The state of Illinois is 100 percent wrong in preventing employers from participating in a voluntary federal government employment verification program until it's 99 percent right.

As it is, the federal government advises participating employers about a worker's legal authority to work in the United States within a day for about 92 percent of cases.

Not perfect, but not bad. But the state insists, under a law approved by the legislature and signed by Gov. Rod Blagojevich last month, that the federal government must be able to complete checks with 99 percent accuracy in three days before employers can use the verification program.

We can't think of anything that is consistently 99 percent right -- unless you are talking about the purity of Ivory Soap. It's hard to see this as anything but thwarting a legitimate attempt by the federal government to prevent employers from unknowingly or unlawfully hiring illegal immigrants.

And unless the state recently got an exemption from honoring the Constitution, it would seem to us that it cannot take actions to define how federal law should be implemented, nor take liberties with the intention of Congress. Indeed, the federal government believes as much in suing the state. The U.S. Department of Justice maintains that the Illinois law "imposes conditions" on employers "that are not required by Congress" and that the state "is attempting to indirectly regulate the U.S. government by imposing state standards on a federal program…"

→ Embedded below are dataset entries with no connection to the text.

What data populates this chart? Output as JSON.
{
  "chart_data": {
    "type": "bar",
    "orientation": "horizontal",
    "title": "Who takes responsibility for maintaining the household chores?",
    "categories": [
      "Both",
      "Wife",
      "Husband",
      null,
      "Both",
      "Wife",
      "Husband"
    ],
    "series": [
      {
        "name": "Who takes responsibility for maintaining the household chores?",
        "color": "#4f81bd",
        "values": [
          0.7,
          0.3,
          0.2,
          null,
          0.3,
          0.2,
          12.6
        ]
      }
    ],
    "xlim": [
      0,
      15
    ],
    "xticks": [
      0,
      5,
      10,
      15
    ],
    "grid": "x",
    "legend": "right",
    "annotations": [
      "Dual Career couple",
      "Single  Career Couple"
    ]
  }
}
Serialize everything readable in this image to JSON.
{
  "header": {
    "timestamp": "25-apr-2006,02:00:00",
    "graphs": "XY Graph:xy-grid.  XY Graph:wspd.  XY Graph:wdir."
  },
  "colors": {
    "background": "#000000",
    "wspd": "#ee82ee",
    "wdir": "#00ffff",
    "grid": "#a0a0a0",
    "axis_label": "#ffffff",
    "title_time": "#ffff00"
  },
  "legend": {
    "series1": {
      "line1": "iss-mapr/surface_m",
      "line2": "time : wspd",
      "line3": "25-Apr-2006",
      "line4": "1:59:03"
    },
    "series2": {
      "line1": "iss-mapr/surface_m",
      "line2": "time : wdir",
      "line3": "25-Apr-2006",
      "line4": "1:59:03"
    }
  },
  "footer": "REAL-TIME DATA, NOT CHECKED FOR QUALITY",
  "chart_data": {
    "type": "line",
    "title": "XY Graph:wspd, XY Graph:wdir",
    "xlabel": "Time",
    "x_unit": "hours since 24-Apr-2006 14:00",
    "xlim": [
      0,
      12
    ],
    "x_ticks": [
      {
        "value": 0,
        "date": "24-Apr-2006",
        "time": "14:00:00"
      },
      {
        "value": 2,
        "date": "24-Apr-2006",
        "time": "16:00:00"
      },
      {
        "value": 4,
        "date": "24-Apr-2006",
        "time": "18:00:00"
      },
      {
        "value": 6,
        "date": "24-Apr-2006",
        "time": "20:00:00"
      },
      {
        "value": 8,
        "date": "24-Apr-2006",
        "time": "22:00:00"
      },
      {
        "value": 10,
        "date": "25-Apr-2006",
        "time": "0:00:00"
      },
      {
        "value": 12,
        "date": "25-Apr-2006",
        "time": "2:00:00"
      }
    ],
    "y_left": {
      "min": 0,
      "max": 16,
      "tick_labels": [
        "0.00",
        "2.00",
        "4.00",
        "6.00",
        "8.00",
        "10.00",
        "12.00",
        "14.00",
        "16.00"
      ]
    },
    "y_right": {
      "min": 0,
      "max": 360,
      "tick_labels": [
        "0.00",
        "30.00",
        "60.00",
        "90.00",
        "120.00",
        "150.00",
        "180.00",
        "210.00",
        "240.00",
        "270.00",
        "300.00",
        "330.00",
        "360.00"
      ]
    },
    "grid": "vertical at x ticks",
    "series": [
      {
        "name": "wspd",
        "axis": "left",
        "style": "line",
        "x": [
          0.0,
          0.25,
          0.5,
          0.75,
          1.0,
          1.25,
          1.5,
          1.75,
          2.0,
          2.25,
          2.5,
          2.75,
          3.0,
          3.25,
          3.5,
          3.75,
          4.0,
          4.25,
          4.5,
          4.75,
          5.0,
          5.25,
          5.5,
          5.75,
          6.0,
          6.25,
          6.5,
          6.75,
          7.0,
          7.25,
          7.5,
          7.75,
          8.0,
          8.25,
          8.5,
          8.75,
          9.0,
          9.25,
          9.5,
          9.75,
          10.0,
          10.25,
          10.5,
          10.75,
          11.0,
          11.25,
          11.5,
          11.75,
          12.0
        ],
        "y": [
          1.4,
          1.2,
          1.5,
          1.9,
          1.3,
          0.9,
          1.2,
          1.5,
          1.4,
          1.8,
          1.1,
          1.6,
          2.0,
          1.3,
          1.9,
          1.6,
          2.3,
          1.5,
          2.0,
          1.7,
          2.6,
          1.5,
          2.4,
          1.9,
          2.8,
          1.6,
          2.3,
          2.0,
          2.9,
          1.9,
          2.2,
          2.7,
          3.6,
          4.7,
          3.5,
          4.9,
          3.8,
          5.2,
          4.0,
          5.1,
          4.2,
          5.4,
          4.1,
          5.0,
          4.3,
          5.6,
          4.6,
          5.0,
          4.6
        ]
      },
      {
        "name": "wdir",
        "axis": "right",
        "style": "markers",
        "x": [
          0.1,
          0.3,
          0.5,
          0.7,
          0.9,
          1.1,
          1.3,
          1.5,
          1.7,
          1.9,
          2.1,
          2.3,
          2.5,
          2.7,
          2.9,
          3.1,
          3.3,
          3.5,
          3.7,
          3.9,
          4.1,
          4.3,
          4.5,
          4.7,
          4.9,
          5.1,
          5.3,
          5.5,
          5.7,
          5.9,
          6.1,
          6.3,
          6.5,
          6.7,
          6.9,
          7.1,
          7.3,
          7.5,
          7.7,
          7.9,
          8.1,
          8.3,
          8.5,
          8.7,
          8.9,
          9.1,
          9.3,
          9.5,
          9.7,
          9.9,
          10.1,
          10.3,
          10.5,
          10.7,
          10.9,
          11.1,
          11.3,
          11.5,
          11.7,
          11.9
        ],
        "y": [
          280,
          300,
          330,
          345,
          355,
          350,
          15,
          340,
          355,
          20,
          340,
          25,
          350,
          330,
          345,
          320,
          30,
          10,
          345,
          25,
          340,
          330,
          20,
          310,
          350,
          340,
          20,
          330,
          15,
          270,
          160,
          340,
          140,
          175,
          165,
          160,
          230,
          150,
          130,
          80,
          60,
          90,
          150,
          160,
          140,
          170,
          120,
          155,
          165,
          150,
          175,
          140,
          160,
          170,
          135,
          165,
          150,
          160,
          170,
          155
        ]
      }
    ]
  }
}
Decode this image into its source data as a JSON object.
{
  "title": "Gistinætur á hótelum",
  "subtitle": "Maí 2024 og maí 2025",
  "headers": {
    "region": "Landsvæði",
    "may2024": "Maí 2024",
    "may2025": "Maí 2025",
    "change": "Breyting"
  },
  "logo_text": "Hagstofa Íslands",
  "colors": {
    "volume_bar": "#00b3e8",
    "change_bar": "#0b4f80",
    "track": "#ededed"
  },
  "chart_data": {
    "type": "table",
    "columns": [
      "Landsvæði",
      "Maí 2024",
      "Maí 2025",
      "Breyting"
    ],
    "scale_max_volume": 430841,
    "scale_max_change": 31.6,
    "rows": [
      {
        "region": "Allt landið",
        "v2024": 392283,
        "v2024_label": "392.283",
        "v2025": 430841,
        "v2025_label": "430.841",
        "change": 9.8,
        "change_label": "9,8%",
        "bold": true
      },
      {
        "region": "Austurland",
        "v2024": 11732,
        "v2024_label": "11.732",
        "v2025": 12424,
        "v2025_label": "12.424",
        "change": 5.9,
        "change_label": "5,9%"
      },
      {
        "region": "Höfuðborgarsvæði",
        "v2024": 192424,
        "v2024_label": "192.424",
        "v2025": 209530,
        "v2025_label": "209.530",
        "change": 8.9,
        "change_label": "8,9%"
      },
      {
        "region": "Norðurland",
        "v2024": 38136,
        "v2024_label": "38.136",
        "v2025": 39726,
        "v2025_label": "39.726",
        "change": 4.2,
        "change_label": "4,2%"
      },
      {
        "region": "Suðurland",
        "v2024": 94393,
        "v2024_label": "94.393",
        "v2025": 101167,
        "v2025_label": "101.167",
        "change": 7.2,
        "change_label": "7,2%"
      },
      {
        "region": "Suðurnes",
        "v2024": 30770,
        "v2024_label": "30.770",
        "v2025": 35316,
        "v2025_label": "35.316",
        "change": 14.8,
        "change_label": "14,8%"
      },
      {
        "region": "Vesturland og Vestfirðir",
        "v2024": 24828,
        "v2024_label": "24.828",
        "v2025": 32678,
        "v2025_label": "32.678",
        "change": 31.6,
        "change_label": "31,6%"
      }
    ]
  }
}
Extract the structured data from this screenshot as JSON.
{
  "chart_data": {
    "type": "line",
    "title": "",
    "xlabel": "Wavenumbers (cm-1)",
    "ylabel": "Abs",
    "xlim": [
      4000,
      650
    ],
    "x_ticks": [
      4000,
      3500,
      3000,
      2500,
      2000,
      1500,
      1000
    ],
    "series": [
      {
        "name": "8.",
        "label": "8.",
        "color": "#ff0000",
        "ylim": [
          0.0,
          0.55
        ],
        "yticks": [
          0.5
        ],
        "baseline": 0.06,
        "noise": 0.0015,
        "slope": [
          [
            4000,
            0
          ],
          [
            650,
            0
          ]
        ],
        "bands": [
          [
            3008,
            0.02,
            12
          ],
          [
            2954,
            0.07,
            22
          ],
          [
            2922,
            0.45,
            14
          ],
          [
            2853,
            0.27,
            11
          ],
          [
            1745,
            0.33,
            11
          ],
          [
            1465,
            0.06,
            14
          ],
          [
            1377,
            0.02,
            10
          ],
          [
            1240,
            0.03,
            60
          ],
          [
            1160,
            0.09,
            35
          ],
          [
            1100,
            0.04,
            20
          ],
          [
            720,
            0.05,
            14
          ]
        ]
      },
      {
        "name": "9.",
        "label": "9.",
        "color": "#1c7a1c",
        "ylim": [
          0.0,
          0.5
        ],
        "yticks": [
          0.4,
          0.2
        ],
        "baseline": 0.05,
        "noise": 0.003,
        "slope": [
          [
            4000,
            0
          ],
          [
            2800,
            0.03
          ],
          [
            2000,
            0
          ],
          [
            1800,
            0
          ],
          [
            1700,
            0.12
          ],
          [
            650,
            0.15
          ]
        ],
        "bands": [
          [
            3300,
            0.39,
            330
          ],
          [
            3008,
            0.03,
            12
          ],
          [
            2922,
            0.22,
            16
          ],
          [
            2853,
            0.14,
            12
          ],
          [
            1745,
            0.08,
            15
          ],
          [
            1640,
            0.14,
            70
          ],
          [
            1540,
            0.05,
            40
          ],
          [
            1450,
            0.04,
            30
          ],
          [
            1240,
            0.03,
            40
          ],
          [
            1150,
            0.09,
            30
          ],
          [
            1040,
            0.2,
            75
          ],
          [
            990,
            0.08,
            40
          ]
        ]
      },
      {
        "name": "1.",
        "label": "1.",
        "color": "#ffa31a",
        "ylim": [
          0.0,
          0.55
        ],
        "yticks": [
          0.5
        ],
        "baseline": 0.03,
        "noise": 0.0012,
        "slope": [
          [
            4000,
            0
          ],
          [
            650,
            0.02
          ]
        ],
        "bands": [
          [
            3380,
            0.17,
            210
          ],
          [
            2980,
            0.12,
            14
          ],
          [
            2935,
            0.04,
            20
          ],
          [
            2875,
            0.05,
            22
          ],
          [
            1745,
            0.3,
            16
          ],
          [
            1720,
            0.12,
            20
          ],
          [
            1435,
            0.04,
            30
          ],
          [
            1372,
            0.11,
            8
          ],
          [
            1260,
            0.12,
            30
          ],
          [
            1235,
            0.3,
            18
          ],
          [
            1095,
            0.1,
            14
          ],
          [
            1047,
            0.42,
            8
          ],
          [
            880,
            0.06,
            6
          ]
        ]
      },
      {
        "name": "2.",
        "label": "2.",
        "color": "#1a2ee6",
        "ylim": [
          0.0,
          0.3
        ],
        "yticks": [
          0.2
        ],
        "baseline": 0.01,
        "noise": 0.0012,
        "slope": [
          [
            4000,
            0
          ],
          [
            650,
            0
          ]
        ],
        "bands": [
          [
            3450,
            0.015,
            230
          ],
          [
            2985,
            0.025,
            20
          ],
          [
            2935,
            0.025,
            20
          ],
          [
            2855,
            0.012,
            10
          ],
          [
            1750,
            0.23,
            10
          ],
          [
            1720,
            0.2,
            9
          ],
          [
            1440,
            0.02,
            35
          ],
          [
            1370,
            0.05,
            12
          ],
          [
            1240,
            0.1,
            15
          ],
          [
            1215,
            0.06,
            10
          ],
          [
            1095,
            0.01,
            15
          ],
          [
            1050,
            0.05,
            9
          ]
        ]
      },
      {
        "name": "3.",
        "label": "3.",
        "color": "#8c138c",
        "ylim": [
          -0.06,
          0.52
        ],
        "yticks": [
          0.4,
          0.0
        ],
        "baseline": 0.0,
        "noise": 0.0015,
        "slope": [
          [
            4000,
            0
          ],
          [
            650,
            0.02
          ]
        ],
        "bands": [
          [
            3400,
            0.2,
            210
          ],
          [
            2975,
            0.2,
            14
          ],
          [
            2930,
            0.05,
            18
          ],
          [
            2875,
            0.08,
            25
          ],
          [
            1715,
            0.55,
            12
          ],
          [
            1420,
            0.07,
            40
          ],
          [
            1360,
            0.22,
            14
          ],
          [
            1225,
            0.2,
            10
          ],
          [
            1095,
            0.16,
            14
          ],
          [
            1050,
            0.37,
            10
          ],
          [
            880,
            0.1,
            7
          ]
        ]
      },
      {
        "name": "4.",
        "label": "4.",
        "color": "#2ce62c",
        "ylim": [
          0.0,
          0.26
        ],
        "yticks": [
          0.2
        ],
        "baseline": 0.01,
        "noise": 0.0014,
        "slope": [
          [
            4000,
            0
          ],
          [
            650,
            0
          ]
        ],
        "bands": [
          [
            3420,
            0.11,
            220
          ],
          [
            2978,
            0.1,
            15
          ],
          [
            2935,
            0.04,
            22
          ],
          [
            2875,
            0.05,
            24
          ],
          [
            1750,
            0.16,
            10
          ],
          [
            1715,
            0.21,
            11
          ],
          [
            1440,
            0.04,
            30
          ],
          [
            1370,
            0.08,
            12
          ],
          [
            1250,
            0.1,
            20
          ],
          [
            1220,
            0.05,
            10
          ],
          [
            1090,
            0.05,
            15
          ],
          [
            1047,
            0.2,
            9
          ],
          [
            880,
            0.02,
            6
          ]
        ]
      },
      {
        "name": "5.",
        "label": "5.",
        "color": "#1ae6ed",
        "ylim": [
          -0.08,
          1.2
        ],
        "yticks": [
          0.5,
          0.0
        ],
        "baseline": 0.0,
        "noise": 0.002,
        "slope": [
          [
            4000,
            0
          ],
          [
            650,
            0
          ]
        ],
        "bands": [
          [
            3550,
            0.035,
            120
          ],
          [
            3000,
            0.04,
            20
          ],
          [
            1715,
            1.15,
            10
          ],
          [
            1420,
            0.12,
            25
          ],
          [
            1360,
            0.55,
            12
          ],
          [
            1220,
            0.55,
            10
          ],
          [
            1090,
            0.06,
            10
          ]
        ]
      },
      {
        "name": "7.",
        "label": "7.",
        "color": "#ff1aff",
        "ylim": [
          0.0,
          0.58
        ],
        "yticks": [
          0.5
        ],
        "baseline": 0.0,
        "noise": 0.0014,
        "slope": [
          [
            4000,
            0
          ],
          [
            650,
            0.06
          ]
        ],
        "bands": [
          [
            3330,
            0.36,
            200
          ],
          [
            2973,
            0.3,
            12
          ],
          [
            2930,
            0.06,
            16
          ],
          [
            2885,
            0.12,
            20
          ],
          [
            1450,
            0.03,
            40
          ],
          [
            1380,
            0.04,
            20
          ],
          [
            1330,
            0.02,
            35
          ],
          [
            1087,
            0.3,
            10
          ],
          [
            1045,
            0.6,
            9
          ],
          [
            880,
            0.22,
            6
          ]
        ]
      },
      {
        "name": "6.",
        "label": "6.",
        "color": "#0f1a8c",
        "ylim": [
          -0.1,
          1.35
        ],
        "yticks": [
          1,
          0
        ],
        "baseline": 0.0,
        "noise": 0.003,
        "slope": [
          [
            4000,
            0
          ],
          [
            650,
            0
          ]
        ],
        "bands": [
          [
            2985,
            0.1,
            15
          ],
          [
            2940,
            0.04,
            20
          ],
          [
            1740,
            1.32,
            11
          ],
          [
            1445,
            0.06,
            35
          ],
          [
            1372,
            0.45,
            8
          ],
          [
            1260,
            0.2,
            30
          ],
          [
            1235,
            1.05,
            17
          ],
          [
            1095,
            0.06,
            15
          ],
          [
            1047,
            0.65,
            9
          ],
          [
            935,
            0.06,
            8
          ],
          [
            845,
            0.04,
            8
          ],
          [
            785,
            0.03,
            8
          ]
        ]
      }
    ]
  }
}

A federal program, by the way, that is intended to enforce the federal law against the hiring of illegal immigrants. You won't find this in the lawsuit. But you can bet the federal government is angry and frustrated over being accused of not doing enough to stop employers from hiring illegal immigrants, yet when it attempts to do just that, states like Illinois throw up barriers.

Those who support the state law say it is necessary because the federal program, which aims to help employers do the right thing, is unacceptably flawed. For one, some workers have been fired before their legal status was verified. And that is wrong.

Yet the federal government says that shouldn't be happening. The lawsuit states that employers are prohibited "from taking an adverse employment action against a new hire" pending final confirmation of his or her eligibility for employment.

If there are bugs in a system, then the state and the federal government should jointly and cooperatively work them out. Better than confronting each other in court, which the state invited by trying to usurp a federal program that is still highly accurate. Not to mention steeped in the good intention of protecting American workers from having their livelihood undercut by the unlawful employment of illegal immigrants.